Допрос продолжался еще несколько часов. Самое трудное было убедить женоподобного гестаписта, что версия Алексея Петровича соответствует действительности. Из того, что мне рассказывал Алексей Петрович, я понял одну вещь, о которой он не говорил, но которая мне казалась несомненной. Она касалась переводчицы, не имевшей отношения к гестапо. Мне нетрудно было себе представить, что обвиняемый, этот высокий и спокойный человек с детскими глазами, не мог не произвести на нее впечатления. Оттого, что она не служила в гестапо, и оттого, что ей было двадцать пять — двадцать шесть лет, и оттого, что она была женщина, она испытала по отношению к Алексею Петровичу, по-видимому, какое-то непередаваемое человеческое чувство, и я думаю, что это его спасло.
Ему было объявлено, что его дело будет рассматриваться в парижском гестапо. В ожидании этого он должен был оставаться здесь, в распоряжении местных властей.
И, наконец, он вышел оттуда.

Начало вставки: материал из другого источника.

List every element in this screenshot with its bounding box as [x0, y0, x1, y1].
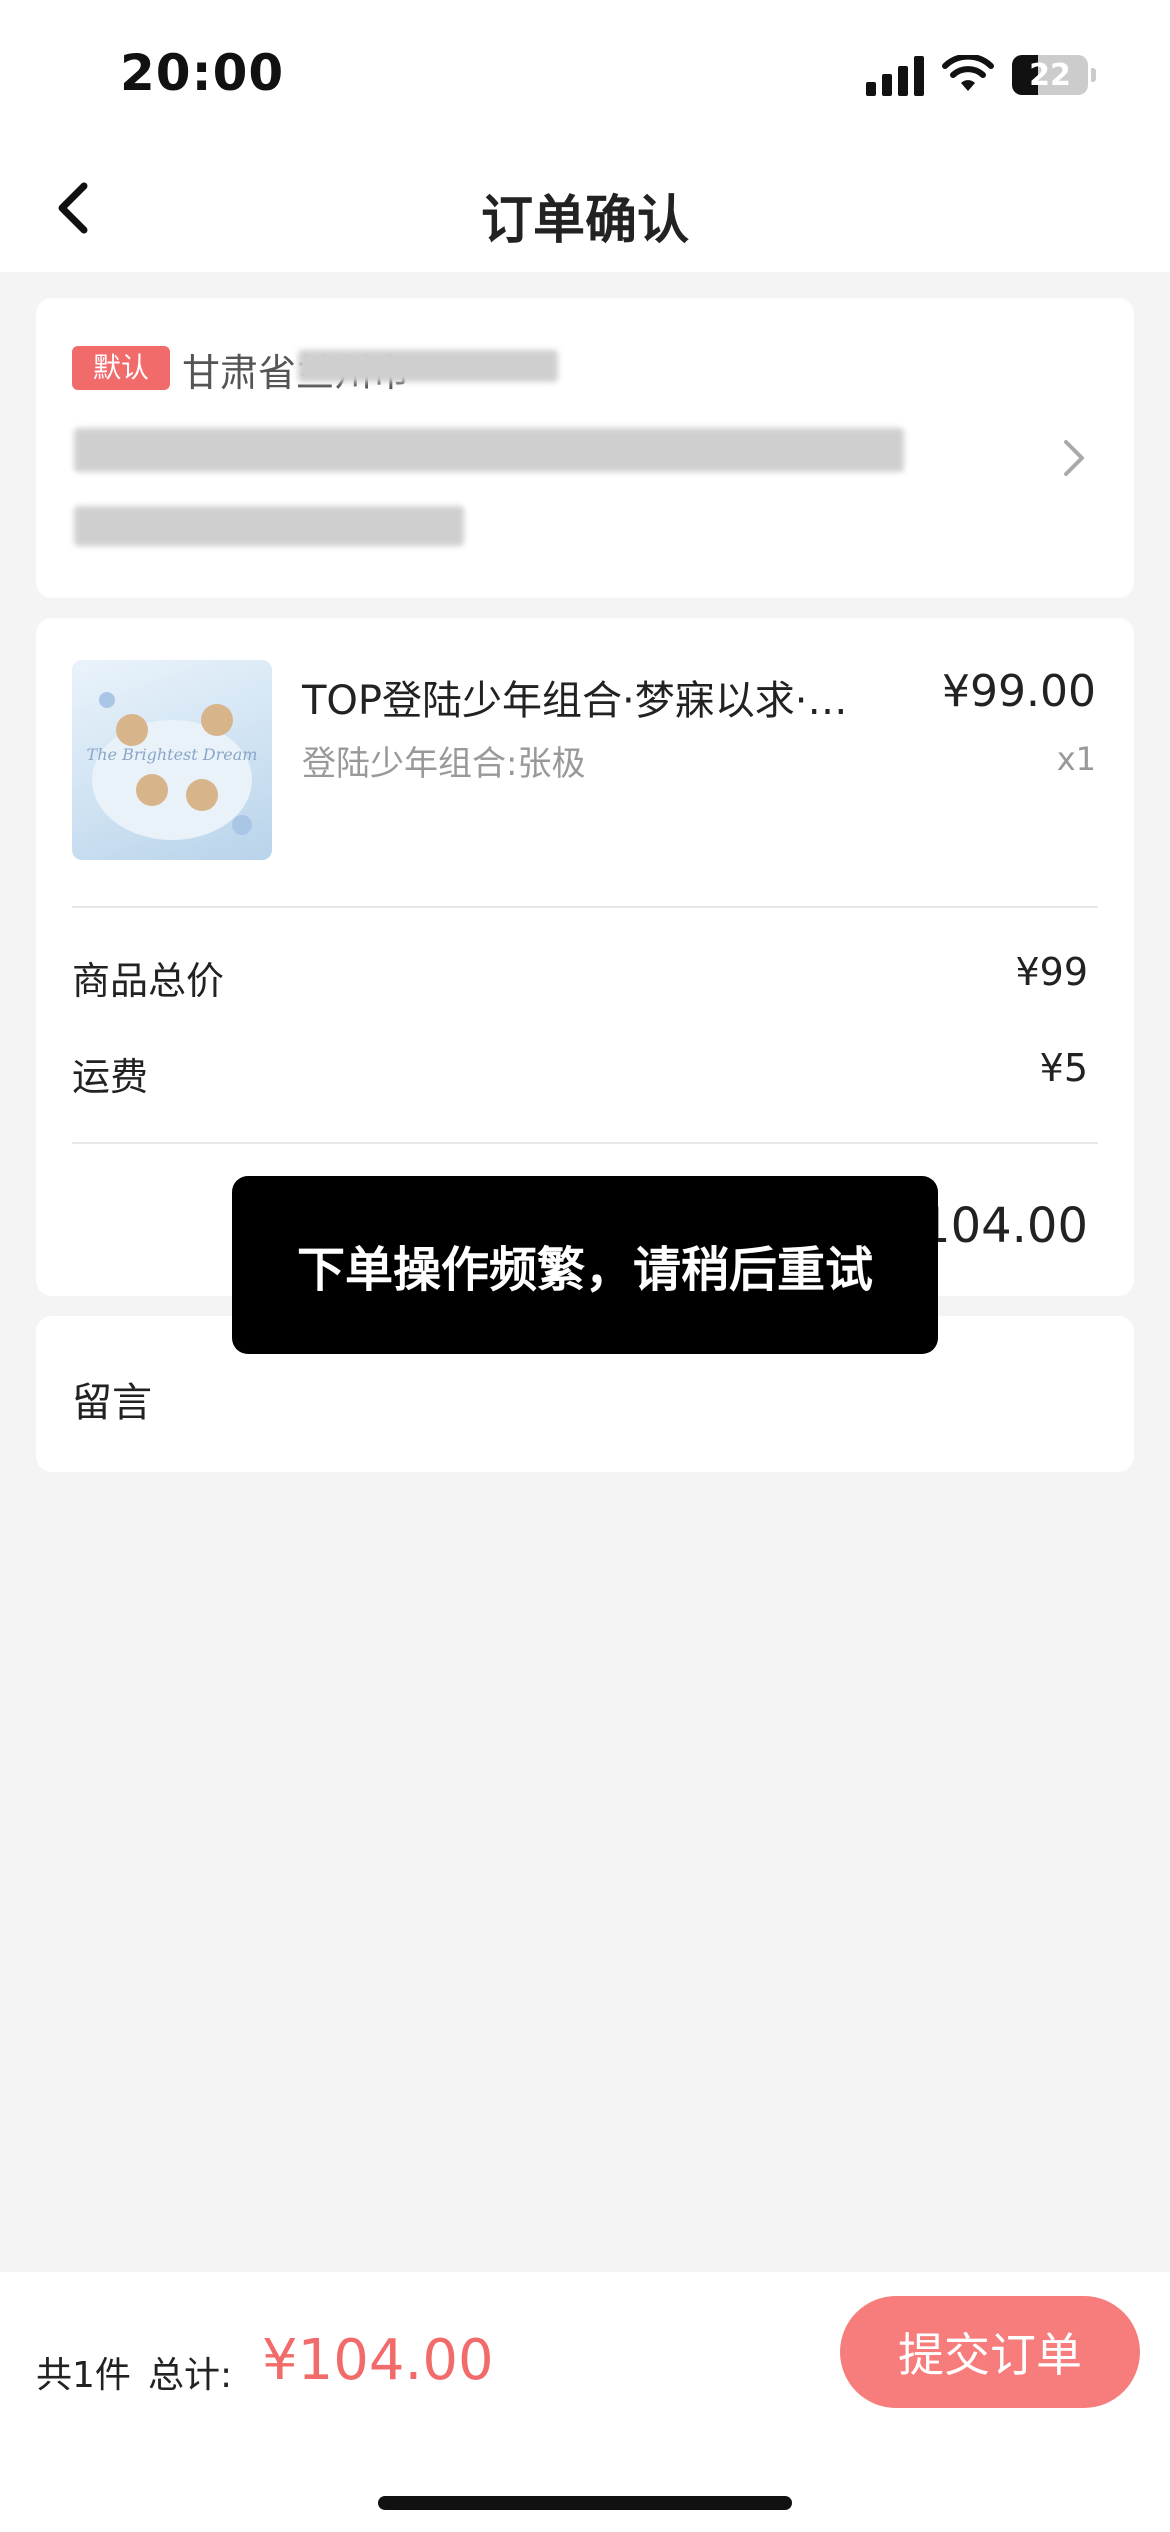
- message-input[interactable]: [694, 1366, 1098, 1424]
- status-time: 20:00: [120, 44, 285, 102]
- redacted-recipient-line: [74, 428, 904, 472]
- divider: [72, 906, 1098, 908]
- battery-level: 22: [1029, 57, 1071, 93]
- home-indicator: [378, 2496, 792, 2510]
- shipping-label: 运费: [72, 1055, 149, 1099]
- goods-total-label: 商品总价: [72, 959, 225, 1003]
- cellular-signal-icon: [866, 54, 924, 96]
- shipping-value: ¥5: [1039, 1046, 1088, 1090]
- battery-icon: 22: [1012, 55, 1096, 95]
- goods-total-value: ¥99: [1015, 950, 1088, 994]
- product-price: ¥99.00: [942, 666, 1096, 717]
- wifi-icon: [942, 55, 994, 91]
- bottom-bar: 共1件 总计: ¥104.00 提交订单: [0, 2272, 1170, 2532]
- page-title: 订单确认: [480, 191, 689, 251]
- status-bar: 20:00 22: [0, 0, 1170, 150]
- product-spec: 登陆少年组合:张极: [302, 744, 586, 784]
- submit-order-button[interactable]: 提交订单: [840, 2296, 1140, 2408]
- product-quantity: x1: [1056, 740, 1096, 778]
- total-label: 总计:: [148, 2355, 233, 2396]
- redacted-phone-line: [74, 506, 464, 546]
- item-count: 共1件: [36, 2355, 131, 2396]
- product-image-caption: The Brightest Dream: [87, 745, 258, 764]
- product-name: TOP登陆少年组合·梦寐以求·演…: [302, 678, 882, 724]
- address-card[interactable]: 默认 甘肃省兰州市: [36, 298, 1134, 598]
- toast-message: 下单操作频繁，请稍后重试: [232, 1176, 938, 1354]
- chevron-right-icon: [1064, 440, 1084, 476]
- redacted-address-detail: [298, 350, 558, 382]
- product-image: The Brightest Dream: [72, 660, 272, 860]
- message-label: 留言: [72, 1380, 152, 1426]
- total-value: ¥104.00: [262, 2328, 494, 2393]
- divider: [72, 1142, 1098, 1144]
- status-icons: 22: [866, 54, 1096, 96]
- nav-bar: 订单确认: [0, 150, 1170, 272]
- default-address-badge: 默认: [72, 346, 170, 390]
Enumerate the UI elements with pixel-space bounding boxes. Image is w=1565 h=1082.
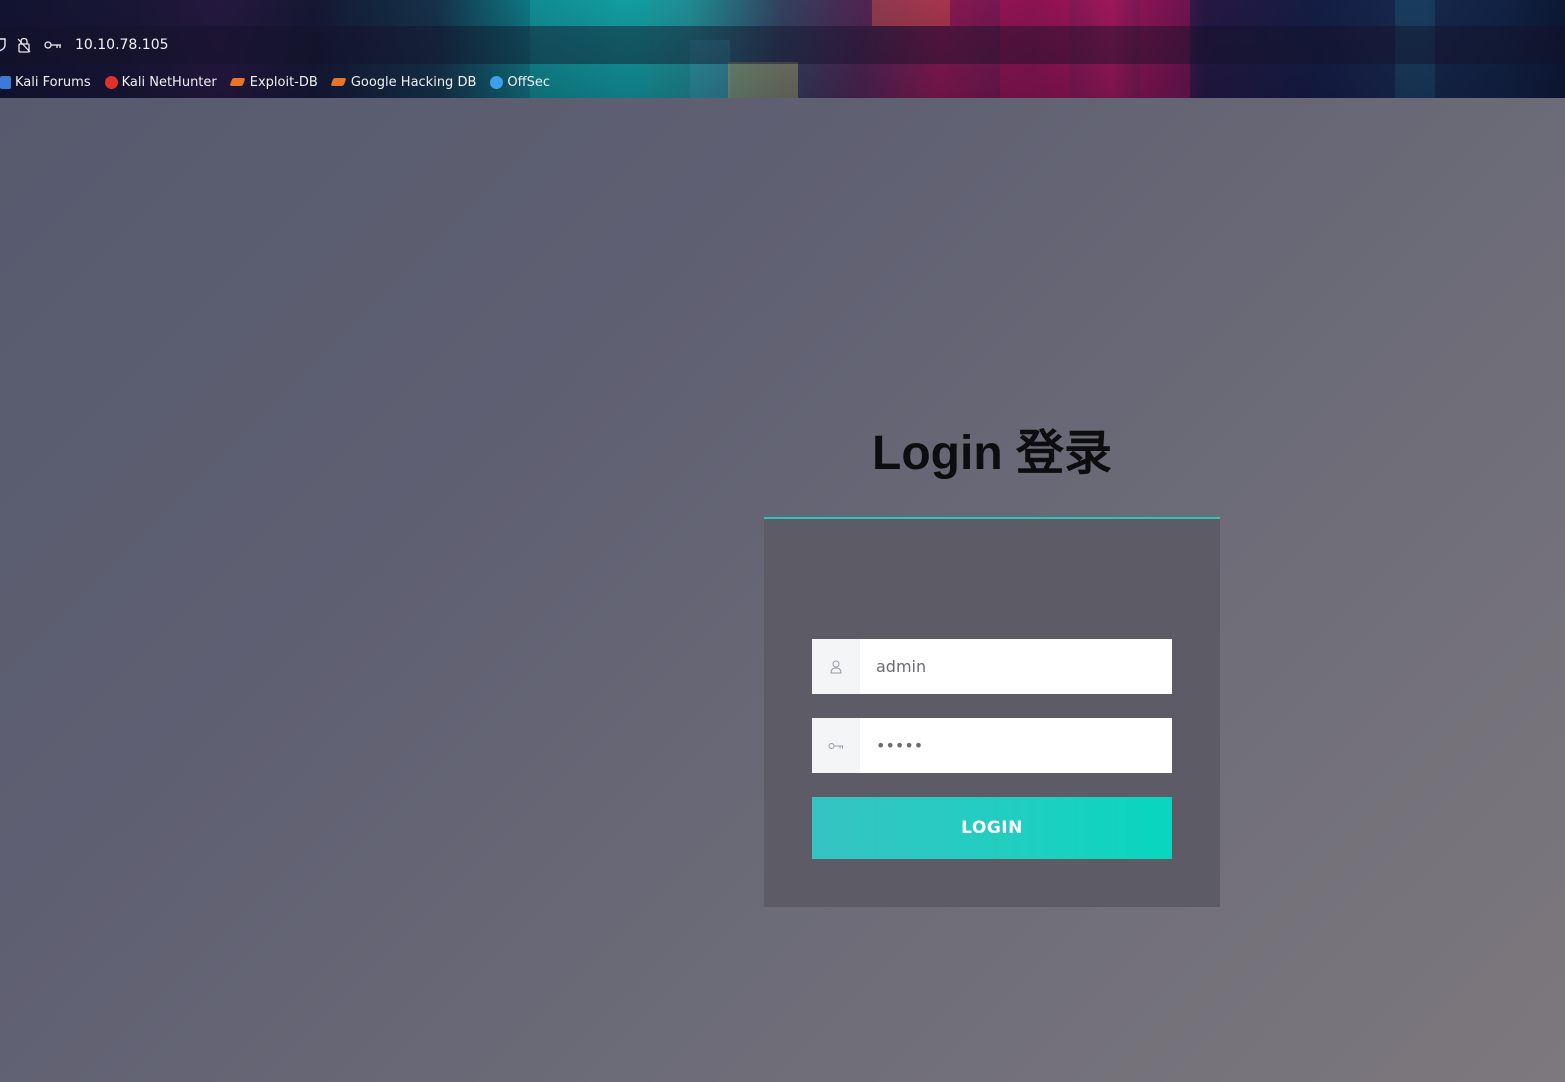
bookmark-offsec[interactable]: OffSec: [490, 75, 550, 90]
login-panel: LOGIN: [764, 517, 1220, 907]
lock-strike-icon[interactable]: [13, 37, 35, 53]
page-body: Login 登录 admin ••••• LOGIN: [0, 98, 1565, 1082]
bookmark-exploit-db[interactable]: Exploit-DB: [229, 74, 318, 90]
bookmark-google-hacking-db[interactable]: Google Hacking DB: [330, 74, 477, 90]
password-input[interactable]: [860, 718, 1172, 773]
username-field[interactable]: [812, 639, 1172, 694]
username-input[interactable]: [860, 639, 1172, 694]
page-title: Login 登录: [872, 427, 1112, 480]
offsec-icon: [490, 75, 504, 89]
bookmark-kali-forums[interactable]: Kali Forums: [0, 75, 91, 90]
user-icon: [812, 639, 860, 694]
bookmark-label: OffSec: [507, 74, 550, 90]
bookmark-label: Kali Forums: [15, 74, 91, 90]
password-field[interactable]: [812, 718, 1172, 773]
url-bar[interactable]: 10.10.78.105: [0, 26, 1565, 64]
key-icon[interactable]: [41, 40, 65, 50]
bookmark-label: Google Hacking DB: [350, 74, 477, 90]
login-button[interactable]: LOGIN: [812, 797, 1172, 859]
kali-forums-icon: [0, 75, 11, 89]
url-text[interactable]: 10.10.78.105: [75, 37, 169, 53]
key-icon: [812, 718, 860, 773]
shield-icon[interactable]: [0, 38, 7, 52]
bookmark-kali-nethunter[interactable]: Kali NetHunter: [104, 74, 217, 90]
google-hacking-db-icon: [330, 78, 347, 86]
bookmark-label: Exploit-DB: [249, 74, 318, 90]
screen: 10.10.78.105 Kali Forums Kali NetHunter …: [0, 0, 1565, 1082]
browser-chrome: 10.10.78.105 Kali Forums Kali NetHunter …: [0, 0, 1565, 98]
kali-nethunter-icon: [104, 75, 118, 89]
bookmark-label: Kali NetHunter: [121, 74, 217, 90]
bookmarks-bar: Kali Forums Kali NetHunter Exploit-DB Go…: [0, 66, 564, 98]
exploit-db-icon: [229, 78, 246, 86]
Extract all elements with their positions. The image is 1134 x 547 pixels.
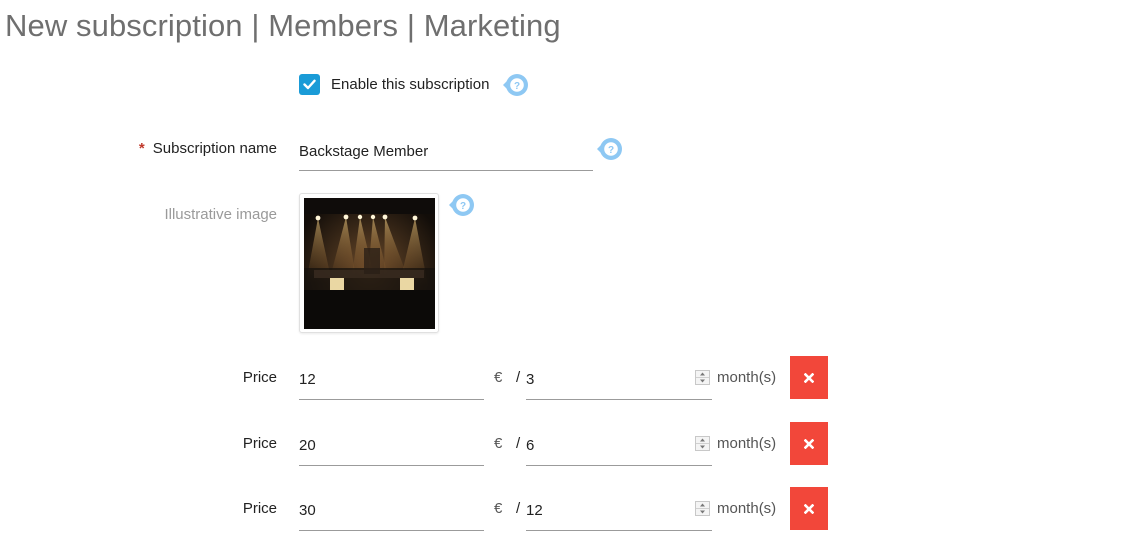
- delete-price-button[interactable]: [790, 487, 828, 530]
- subscription-name-input[interactable]: [299, 133, 593, 171]
- period-unit: month(s): [717, 500, 777, 517]
- period-stepper[interactable]: [695, 436, 710, 451]
- stepper-up-icon[interactable]: [696, 371, 709, 378]
- currency-symbol: €: [494, 369, 503, 386]
- price-amount-input[interactable]: [299, 360, 484, 400]
- currency-symbol: €: [494, 500, 503, 517]
- period-stepper[interactable]: [695, 370, 710, 385]
- stepper-down-icon[interactable]: [696, 378, 709, 384]
- currency-symbol: €: [494, 435, 503, 452]
- price-label: Price: [242, 435, 277, 452]
- price-label: Price: [242, 369, 277, 386]
- checkmark-icon: [303, 79, 316, 90]
- close-icon: [804, 372, 814, 383]
- price-amount-input[interactable]: [299, 426, 484, 466]
- illustrative-image: [304, 198, 435, 329]
- price-label: Price: [242, 500, 277, 517]
- subscription-name-label-text: Subscription name: [152, 140, 277, 157]
- enable-subscription-checkbox[interactable]: [299, 74, 320, 95]
- help-bubble-icon[interactable]: ?: [596, 137, 624, 161]
- period-unit: month(s): [717, 369, 777, 386]
- subscription-name-label: * Subscription name: [139, 140, 277, 157]
- delete-price-button[interactable]: [790, 356, 828, 399]
- svg-text:?: ?: [608, 145, 614, 156]
- stepper-down-icon[interactable]: [696, 444, 709, 450]
- illustrative-image-label: Illustrative image: [164, 206, 277, 223]
- illustrative-image-picker[interactable]: [299, 193, 439, 333]
- period-stepper[interactable]: [695, 501, 710, 516]
- period-separator: /: [516, 369, 521, 386]
- period-separator: /: [516, 500, 521, 517]
- period-unit: month(s): [717, 435, 777, 452]
- period-separator: /: [516, 435, 521, 452]
- stepper-up-icon[interactable]: [696, 437, 709, 444]
- page-title: New subscription | Members | Marketing: [5, 8, 561, 43]
- enable-subscription-label: Enable this subscription: [331, 76, 490, 93]
- stepper-down-icon[interactable]: [696, 509, 709, 515]
- price-amount-input[interactable]: [299, 491, 484, 531]
- help-bubble-icon[interactable]: ?: [448, 193, 476, 217]
- close-icon: [804, 503, 814, 514]
- svg-text:?: ?: [514, 81, 520, 92]
- period-input[interactable]: [526, 491, 712, 531]
- close-icon: [804, 438, 814, 449]
- stepper-up-icon[interactable]: [696, 502, 709, 509]
- period-input[interactable]: [526, 360, 712, 400]
- svg-text:?: ?: [460, 201, 466, 212]
- delete-price-button[interactable]: [790, 422, 828, 465]
- help-bubble-icon[interactable]: ?: [502, 73, 530, 97]
- period-input[interactable]: [526, 426, 712, 466]
- required-marker: *: [138, 140, 145, 157]
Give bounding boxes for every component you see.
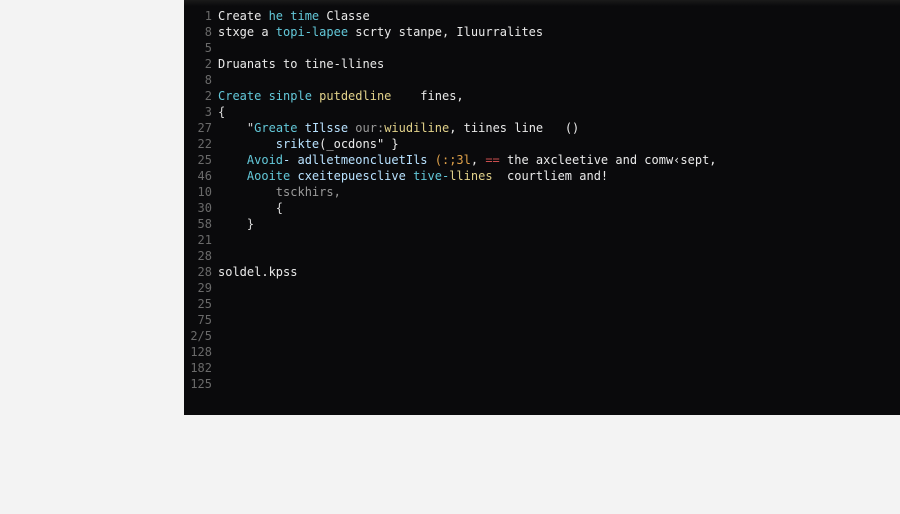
line-number: 46 bbox=[184, 168, 212, 184]
code-line[interactable] bbox=[218, 360, 900, 376]
code-line[interactable] bbox=[218, 248, 900, 264]
code-line[interactable] bbox=[218, 344, 900, 360]
code-token: - adlletmeoncluetIls bbox=[283, 153, 435, 167]
code-token: , bbox=[471, 153, 485, 167]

Первое, что он сделал, он разыскал гостиницу, в которой остановился Мишель, и потребовал, чтобы хозяйка передала своему постояльцу категорический приказ немедленно покинуть город.
Затем он сам, благополучно пройдя заставу, вышел на дорогу и направился в отряд. На двадцатом километре его догнал Мишель, которого, к счастью, не успели арестовать. Через день они оба прибыли в лагерь, где их встретил Антон Васильевич, которого Алексей Петрович еще несколько часов тому назад не надеялся больше увидеть — никогда и ни при каких обстоятельствах, так как имел все основания думать, что ни времени, ни обстоятельств в его жизни больше не будет.